Hematotoxicity, in particular hemolysis, has been a concern with some intravenous APLs [34,35]. For instance, miltefosine demonstrated very limited oral anti-tumor activity and high hemolytic potential when given intravenously, which led to the cessation of its development as an anticancer agent [36,37]. We therefore evaluated whether treatment of non-tumor bearing mice with our CLR1404 treatment regimen would influence hematologic parameters. No significant changes in hemoglobin concentration or total leukocyte count (Figure 5B) or differential leukocyte counts (granulocytes, lymphocytes, monocytes, data not shown) were observed between the cohorts over a treatment period of 6 weeks.
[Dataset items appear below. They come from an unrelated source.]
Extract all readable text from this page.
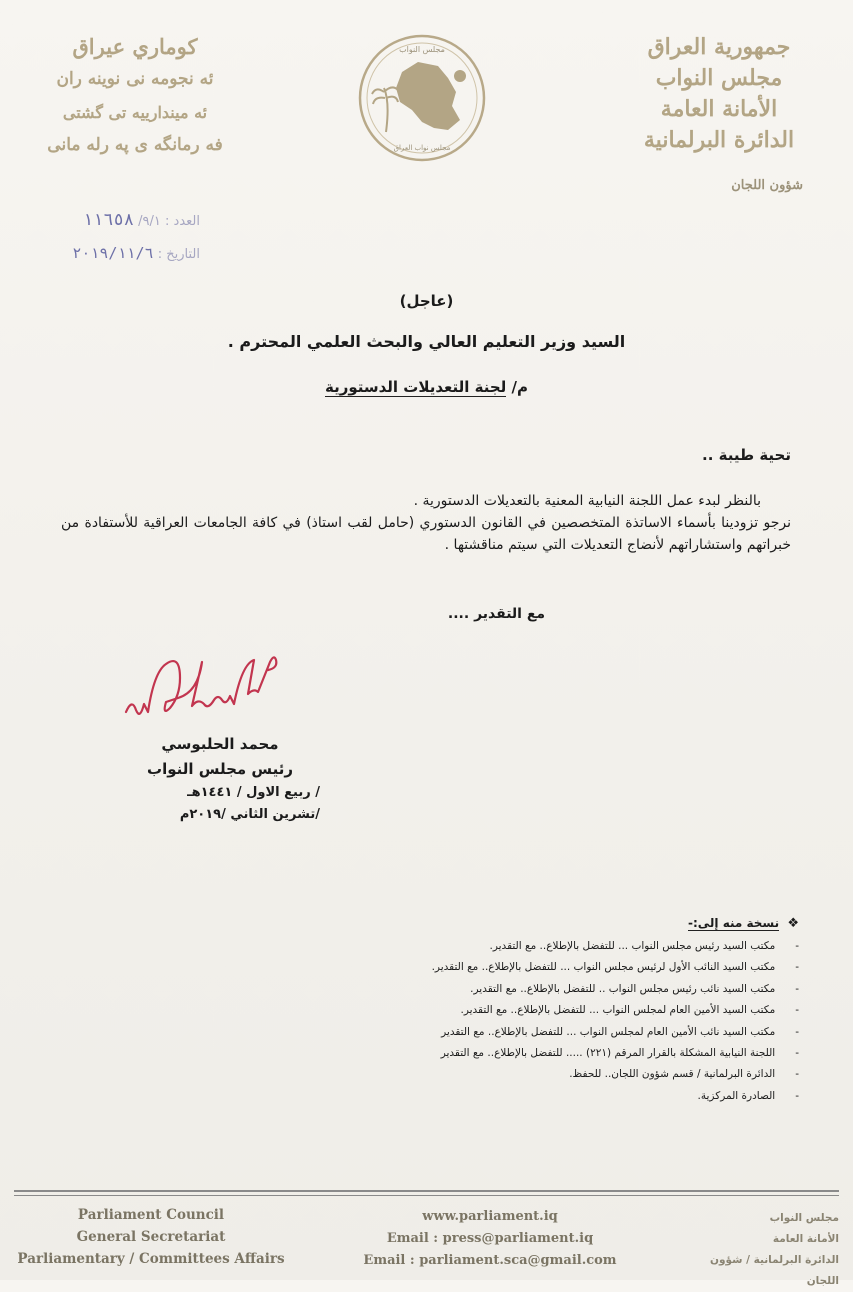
جمهورية العراق
مجلس النواب
الأمانة العامة
الدائرة البرلمانية
شؤون اللجان
كوماري عيراق
ئه نجومه نى نوينه ران
ئه ميندارييه تى گشتى
فه رمانگه ى په رله مانى
مجلس النواب
مجلس نواب العراق
العدد : ٩/١/ ١١٦٥٨
التاريخ : ٢٠١٩/١١/٦
(عاجل)
السيد وزير التعليم العالي والبحث العلمي المحترم .
م/ لجنة التعديلات الدستورية
تحية طيبة ..
بالنظر لبدء عمل اللجنة النيابية المعنية بالتعديلات الدستورية .
نرجو تزودينا بأسماء الاساتذة المتخصصين في القانون الدستوري (حامل لقب استاذ) في كافة الجامعات العراقية للأستفادة من خبراتهم واستشاراتهم لأنضاج التعديلات التي سيتم مناقشتها .
مع التقدير ....
محمد الحلبوسي
رئيس مجلس النواب
/ ربيع الاول / ١٤٤١هـ
/تشرين الثاني /٢٠١٩م
❖ نسخة منه إلى:-
- مكتب السيد رئيس مجلس النواب ... للتفضل بالإطلاع.. مع التقدير.
- مكتب السيد النائب الأول لرئيس مجلس النواب ... للتفضل بالإطلاع.. مع التقدير.
- مكتب السيد نائب رئيس مجلس النواب .. للتفضل بالإطلاع.. مع التقدير.
- مكتب السيد الأمين العام لمجلس النواب ... للتفضل بالإطلاع.. مع التقدير.
- مكتب السيد نائب الأمين العام لمجلس النواب ... للتفضل بالإطلاع.. مع التقدير
- اللجنة النيابية المشكلة بالقرار المرقم (٢٢١) ..... للتفضل بالإطلاع.. مع التقدير
- الدائرة البرلمانية / قسم شؤون اللجان.. للحفظ.
- الصادرة المركزية.
Parliament Council
General Secretariat
Parliamentary / Committees Affairs
www.parliament.iq
Email : press@parliament.iq
Email : parliament.sca@gmail.com
مجلس النواب
الأمانة العامة
الدائرة البرلمانية / شؤون اللجان
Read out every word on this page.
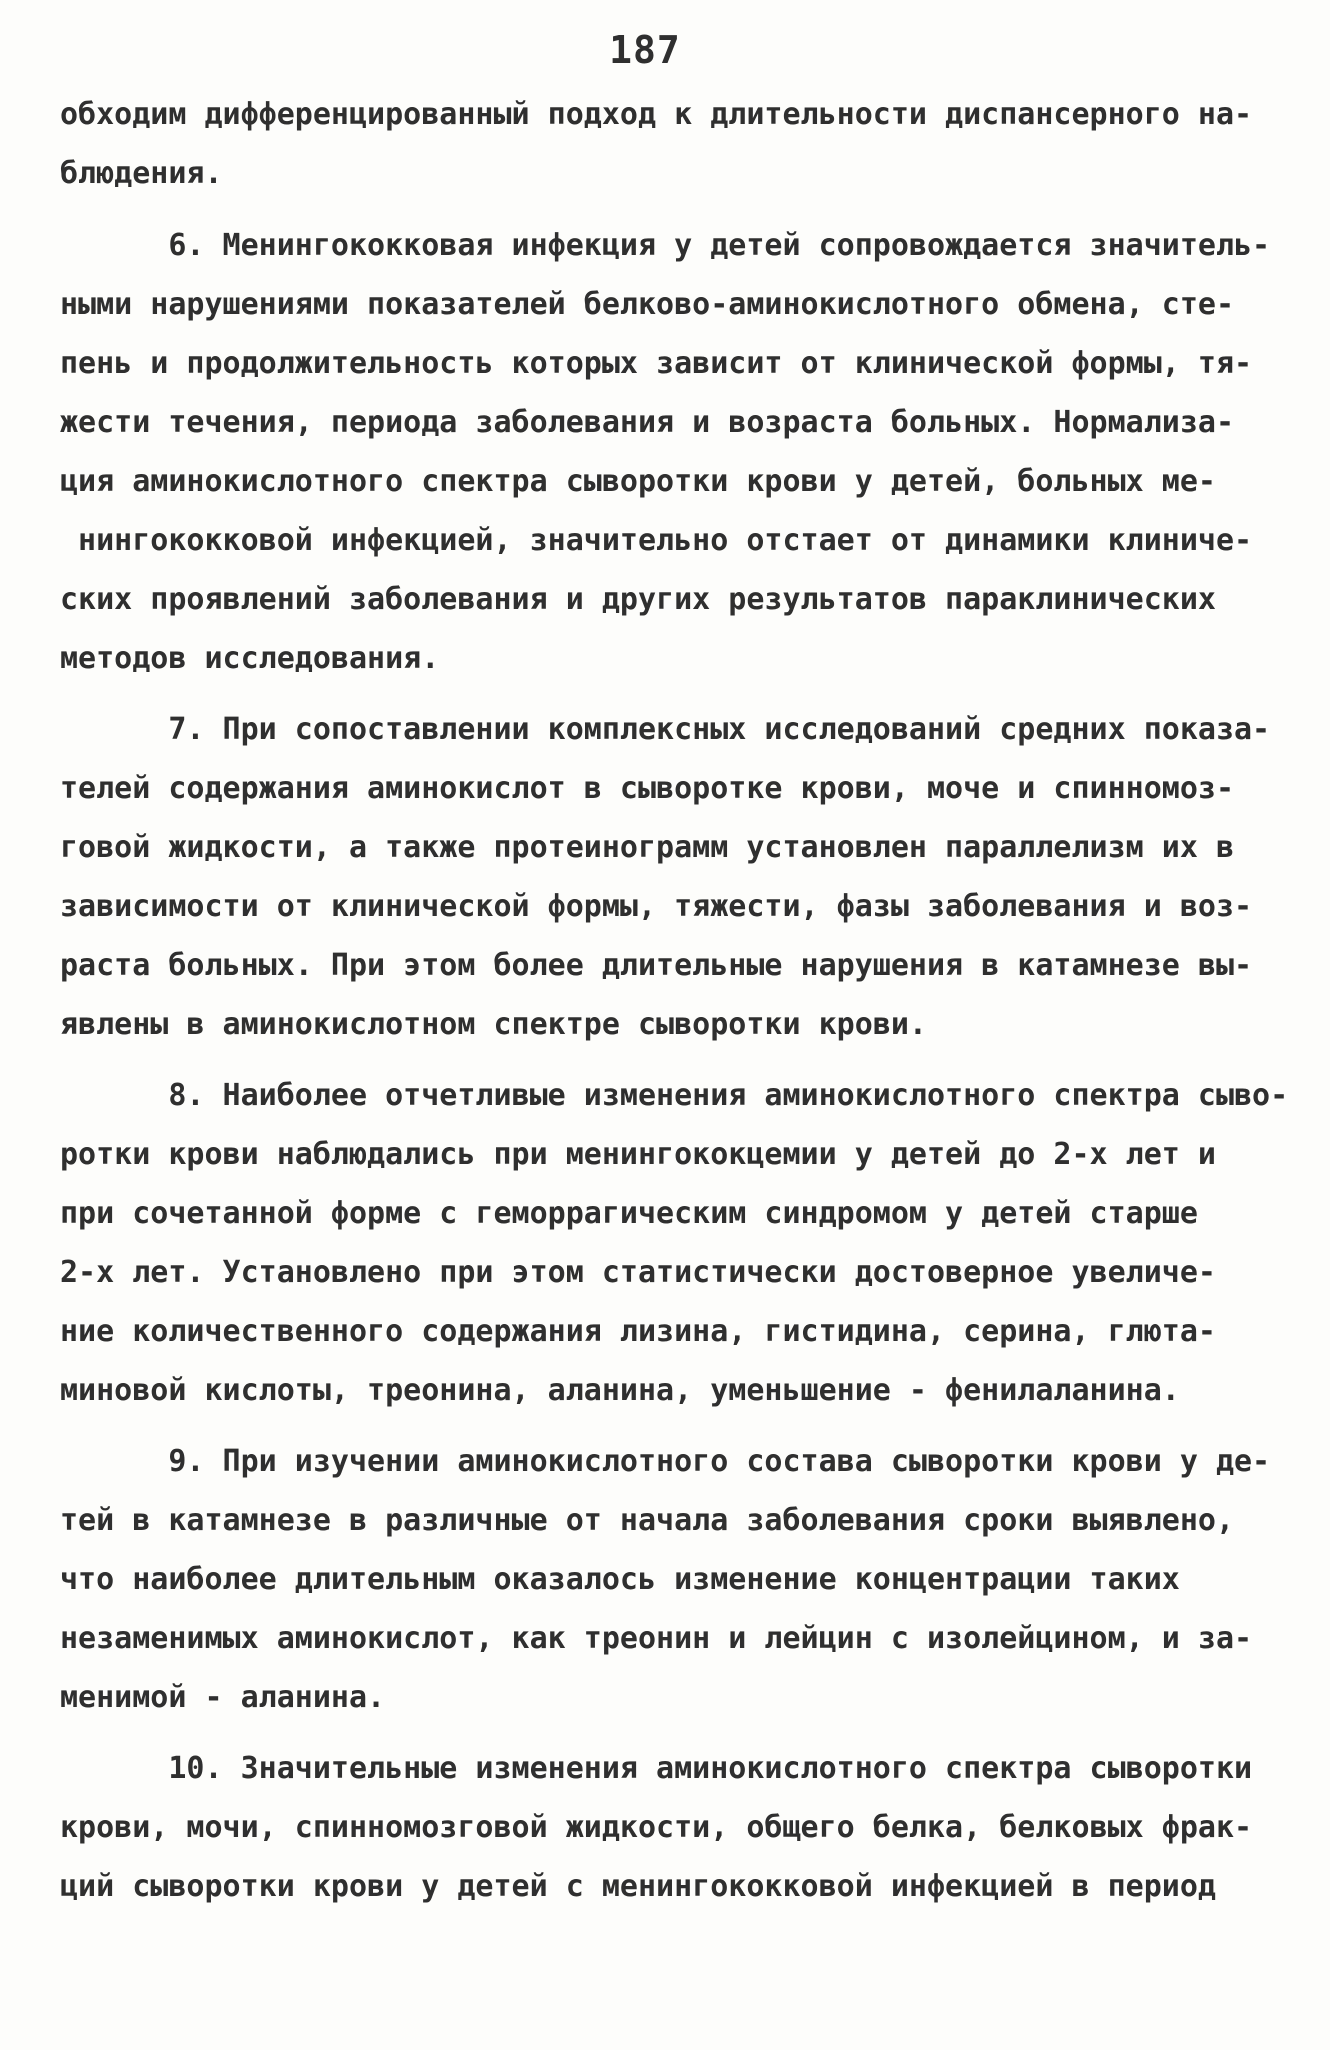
187
обходим дифференцированный подход к длительности диспансерного на-
блюдения.
6. Менингококковая инфекция у детей сопровождается значитель-
ными нарушениями показателей белково-аминокислотного обмена, сте-
пень и продолжительность которых зависит от клинической формы, тя-
жести течения, периода заболевания и возраста больных. Нормализа-
ция аминокислотного спектра сыворотки крови у детей, больных ме-
нингококковой инфекцией, значительно отстает от динамики клиниче-
ских проявлений заболевания и других результатов параклинических
методов исследования.
7. При сопоставлении комплексных исследований средних показа-
телей содержания аминокислот в сыворотке крови, моче и спинномоз-
говой жидкости, а также протеинограмм установлен параллелизм их в
зависимости от клинической формы, тяжести, фазы заболевания и воз-
раста больных. При этом более длительные нарушения в катамнезе вы-
явлены в аминокислотном спектре сыворотки крови.
8. Наиболее отчетливые изменения аминокислотного спектра сыво-
ротки крови наблюдались при менингококцемии у детей до 2-х лет и
при сочетанной форме с геморрагическим синдромом у детей старше
2-х лет. Установлено при этом статистически достоверное увеличе-
ние количественного содержания лизина, гистидина, серина, глюта-
миновой кислоты, треонина, аланина, уменьшение - фенилаланина.
9. При изучении аминокислотного состава сыворотки крови у де-
тей в катамнезе в различные от начала заболевания сроки выявлено,
что наиболее длительным оказалось изменение концентрации таких
незаменимых аминокислот, как треонин и лейцин с изолейцином, и за-
менимой - аланина.
10. Значительные изменения аминокислотного спектра сыворотки
крови, мочи, спинномозговой жидкости, общего белка, белковых фрак-
ций сыворотки крови у детей с менингококковой инфекцией в период
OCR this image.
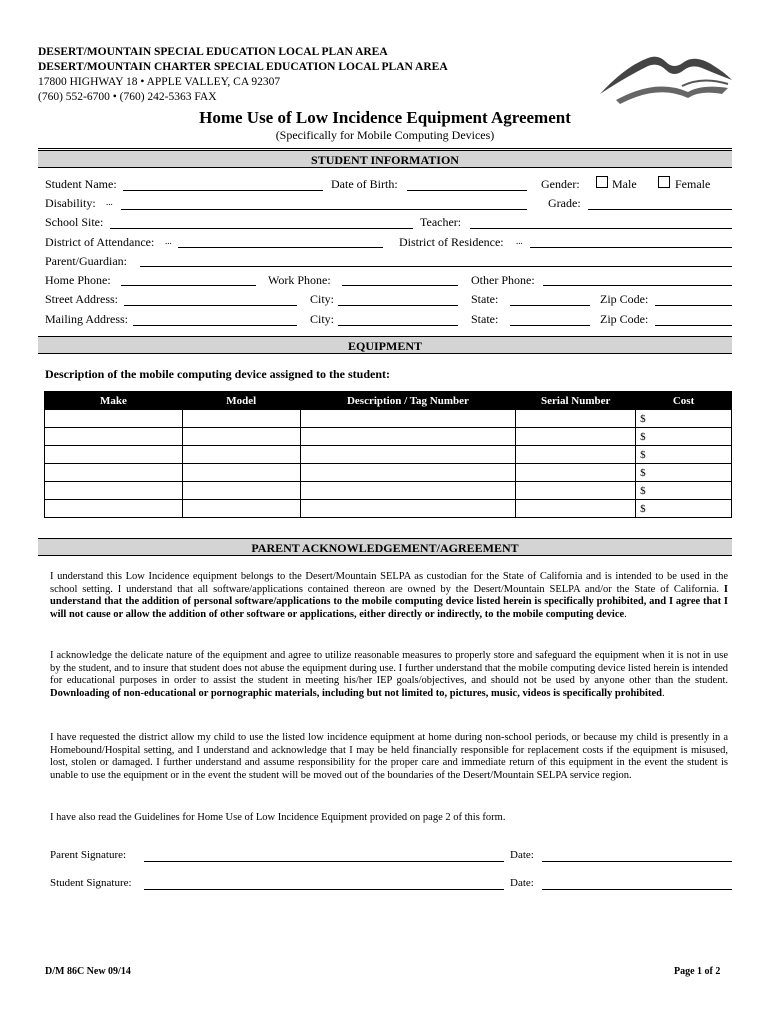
DESERT/MOUNTAIN SPECIAL EDUCATION LOCAL PLAN AREA
DESERT/MOUNTAIN CHARTER SPECIAL EDUCATION LOCAL PLAN AREA
17800 HIGHWAY 18 • APPLE VALLEY, CA 92307
(760) 552-6700 • (760) 242-5363 FAX
Home Use of Low Incidence Equipment Agreement
(Specifically for Mobile Computing Devices)
STUDENT INFORMATION
Student Name:	Date of Birth:	Gender:	Male	Female
Disability: ...	Grade:
School Site:	Teacher:
District of Attendance: ...	District of Residence: ...
Parent/Guardian:
Home Phone:	Work Phone:	Other Phone:
Street Address:	City:	State:	Zip Code:
Mailing Address:	City:	State:	Zip Code:
EQUIPMENT
Description of the mobile computing device assigned to the student:
Make	Model	Description / Tag Number	Serial Number	Cost
				$
				$
				$
				$
				$
				$
PARENT ACKNOWLEDGEMENT/AGREEMENT
I understand this Low Incidence equipment belongs to the Desert/Mountain SELPA as custodian for the State of California and is intended to be used in the school setting. I understand that all software/applications contained thereon are owned by the Desert/Mountain SELPA and/or the State of California. I understand that the addition of personal software/applications to the mobile computing device listed herein is specifically prohibited, and I agree that I will not cause or allow the addition of other software or applications, either directly or indirectly, to the mobile computing device.
I acknowledge the delicate nature of the equipment and agree to utilize reasonable measures to properly store and safeguard the equipment when it is not in use by the student, and to insure that student does not abuse the equipment during use. I further understand that the mobile computing device listed herein is intended for educational purposes in order to assist the student in meeting his/her IEP goals/objectives, and should not be used by anyone other than the student. Downloading of non-educational or pornographic materials, including but not limited to, pictures, music, videos is specifically prohibited.
I have requested the district allow my child to use the listed low incidence equipment at home during non-school periods, or because my child is presently in a Homebound/Hospital setting, and I understand and acknowledge that I may be held financially responsible for replacement costs if the equipment is misused, lost, stolen or damaged. I further understand and assume responsibility for the proper care and immediate return of this equipment in the event the student is unable to use the equipment or in the event the student will be moved out of the boundaries of the Desert/Mountain SELPA service region.
I have also read the Guidelines for Home Use of Low Incidence Equipment provided on page 2 of this form.
Parent Signature:	Date:
Student Signature:	Date:
D/M 86C New 09/14	Page 1 of 2
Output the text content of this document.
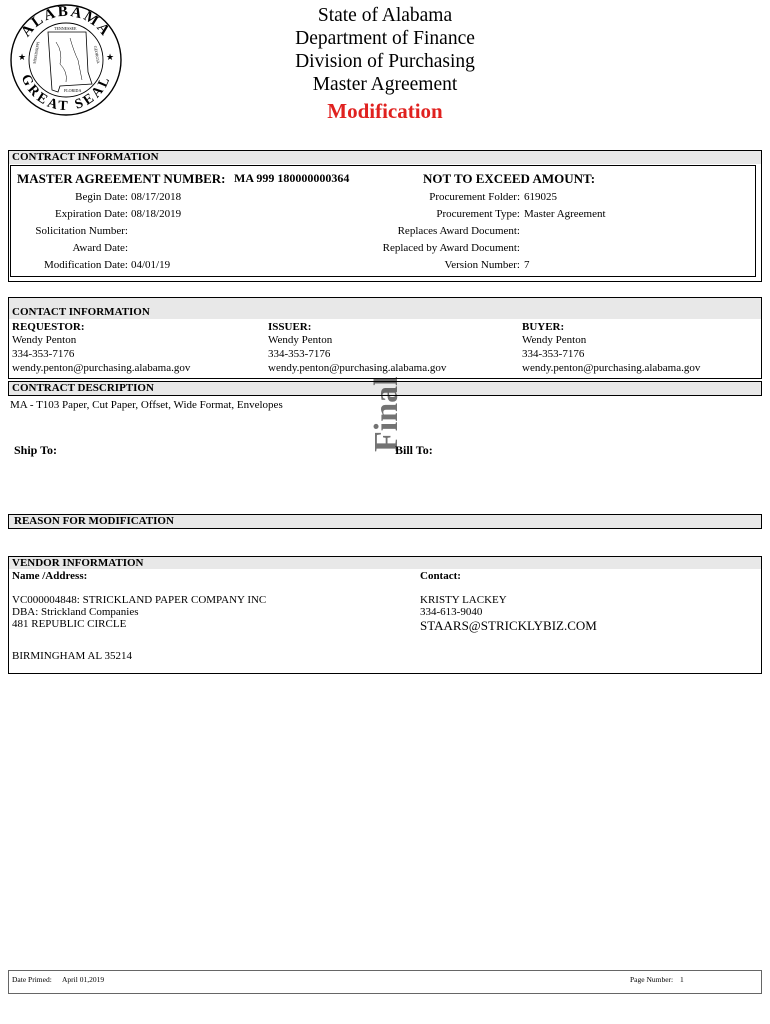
ALABAMA
GREAT SEAL
★	★
TENNESSEE
MISSISSIPPI	GEORGIA
FLORIDA
State of Alabama
Department of Finance
Division of Purchasing
Master Agreement
Modification
CONTRACT INFORMATION
MASTER AGREEMENT NUMBER: MA 999 180000000364	NOT TO EXCEED AMOUNT:
Begin Date: 08/17/2018
Expiration Date: 08/18/2019
Solicitation Number:
Award Date:
Modification Date: 04/01/19
Procurement Folder: 619025
Procurement Type: Master Agreement
Replaces Award Document:
Replaced by Award Document:
Version Number: 7
CONTACT INFORMATION
REQUESTOR:
Wendy Penton
334-353-7176
wendy.penton@purchasing.alabama.gov
ISSUER:
Wendy Penton
334-353-7176
wendy.penton@purchasing.alabama.gov
BUYER:
Wendy Penton
334-353-7176
wendy.penton@purchasing.alabama.gov
CONTRACT DESCRIPTION
MA - T103 Paper, Cut Paper, Offset, Wide Format, Envelopes	Final
Ship To:	Bill To:
REASON FOR MODIFICATION
VENDOR INFORMATION
Name /Address:	Contact:
VC000004848: STRICKLAND PAPER COMPANY INC
DBA: Strickland Companies
481 REPUBLIC CIRCLE
BIRMINGHAM AL 35214
KRISTY LACKEY
334-613-9040
STAARS@STRICKLYBIZ.COM
Date Primed: April 01,2019	Page Number: 1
In summary, CLR1404 is unique amongst APLs in that this novel, clinical-grade and broadly tumor-selective molecule is extremely versatile, available in an intravenous formulation and well tolerated in in vivo experiments. In alignment with existing, extensive pre-clinical toxicity data in rodents and cynomolgus monkeys, CLR1404 injection did not cause hematotoxic or gastrointestinal side-effects in our pre-clinical animal models, in which we injected repetitive doses which equal approximately 100-fold the mass dose of CLR1404 per dose administered as a carrier substance of radioactive iodine for imaging (iodine-124) or for molecular radiotherapy (iodine-131) in clinical trials. Our study demonstrated that CLR1404 has potent anti-cancer effects on NB in vitro and in vivo.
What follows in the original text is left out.